Seguir es fácil porque todo empuja para ese lado. Está el mes, que nunca viene sobrado. Está el miedo viejo a que se lo lleve el competidor y enterarte después, de costado, de que efectivamente se lo llevó. Y está algo que cuesta más admitir: decir que sí es agradable. La reunión termina bien, hay entusiasmo, alguien ya habla de los próximos pasos. Decir que no deja un silencio incómodo y una sensación fea que te acompaña hasta el auto. Nadie elige ese final si puede evitarlo.
—Así como está planteado, no. Esto es lo que tendría que pasar para que fuera un sí.
Con los años entendí que la segunda oración es toda la diferencia. Un no a secas cierra la puerta y deja al otro con la impresión de que no te interesó. Un no con la condición adelante es un mapa: dice qué falta, quién lo tiene que decidir y en qué momento la conversación se vuelve productiva. Y deja el criterio a la vista, que es lo que corresponde. Descalificar no es un gesto de soberbia; es mostrar con qué regla trabajás, y el otro queda en condiciones de discutirla.
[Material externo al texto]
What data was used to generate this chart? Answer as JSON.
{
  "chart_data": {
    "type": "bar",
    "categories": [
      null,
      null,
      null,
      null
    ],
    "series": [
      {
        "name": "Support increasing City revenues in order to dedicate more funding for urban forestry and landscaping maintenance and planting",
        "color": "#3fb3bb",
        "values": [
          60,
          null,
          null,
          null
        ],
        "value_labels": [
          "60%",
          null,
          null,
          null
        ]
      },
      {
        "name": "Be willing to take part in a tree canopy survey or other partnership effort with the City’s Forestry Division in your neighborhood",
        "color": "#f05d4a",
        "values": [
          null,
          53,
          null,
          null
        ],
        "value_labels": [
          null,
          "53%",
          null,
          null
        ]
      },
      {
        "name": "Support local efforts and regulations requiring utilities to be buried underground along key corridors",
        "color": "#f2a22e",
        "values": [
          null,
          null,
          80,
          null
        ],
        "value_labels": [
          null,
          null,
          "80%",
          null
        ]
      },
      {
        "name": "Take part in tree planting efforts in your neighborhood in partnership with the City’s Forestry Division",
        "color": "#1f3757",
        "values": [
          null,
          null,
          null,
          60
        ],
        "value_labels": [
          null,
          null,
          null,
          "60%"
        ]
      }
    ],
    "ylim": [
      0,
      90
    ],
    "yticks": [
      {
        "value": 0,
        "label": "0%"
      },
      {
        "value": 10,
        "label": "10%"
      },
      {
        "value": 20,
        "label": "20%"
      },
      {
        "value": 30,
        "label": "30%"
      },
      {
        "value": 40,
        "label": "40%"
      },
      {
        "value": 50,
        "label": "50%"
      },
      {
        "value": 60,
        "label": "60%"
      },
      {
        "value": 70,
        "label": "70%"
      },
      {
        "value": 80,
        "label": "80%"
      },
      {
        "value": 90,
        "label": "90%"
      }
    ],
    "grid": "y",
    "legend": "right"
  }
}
El costo del sí, en cambio, no se paga en la reunión. Llega después y nunca en la línea del presupuesto donde se lo esperaba. Empieza con un proyecto que no podía salir bien y que igual hay que sostener. Sigue con el equipo, que gasta sus mejores horas en rescatar lo que nunca encajó mientras el trabajo que sí encajaba espera su turno. Y termina en la reputación, que es lo más caro de todo: no queda un cliente insatisfecho, queda alguien que cuenta que con vos no funcionó. Eso no se recompra con lo que se facturó al principio.
Un sí que no me convence no me deja un cliente. Me deja un año explicando por qué no salió.
Me resisto igual a leerlo como un problema de carácter, porque casi nunca lo es. Una empresa mide lo que puede contar, y lo que puede contar es la firma. El que descalifica temprano llega a la reunión del lunes sin nada para mostrar, aunque haya sido el que mejor cuidó el dinero de la compañía esa semana. Corregirlo no requiere un programa: alcanza con preguntar, en esa misma reunión, qué se dejó pasar y por qué, y con leer una descalificación bien argumentada como trabajo hecho. Lo que no se nombra ahí, no existe.
Lo interesante es lo que pasa del otro lado. Se ofenden bastante menos de lo que uno teme; lo que suele aparecer, después del primer desconcierto, es alivio. Nadie disfruta contratar algo sobre lo que tenía dudas. Y algunos vuelven cuando la condición se cumplió, con la decisión que faltaba ya tomada. Es raro, pero no tanto: la confianza no se construye en el sí, porque el sí lo dice cualquiera. Se construye el día que alguien te dice que así no le conviene, sin tener ninguna obligación de decírtelo.
Y hay una razón egoísta, que además es la más honesta de todas. Trabajo de opinar sobre negocios ajenos: es lo único que tengo para poner arriba de la mesa. El día que acepto algo que sé que no va a funcionar sigo cobrando un tiempo más, pero dejo de tener eso para dar. No conozco ninguna forma rápida de recuperarlo.
Decir que no cuesta un mes. Decir que sí cuando había que decir que no cuesta un año entero, y lo terminan pagando personas que ni siquiera estuvieron en esa reunión.
Las mejores decisiones comerciales que tomé no figuran en ningún reporte: son las que no cerré.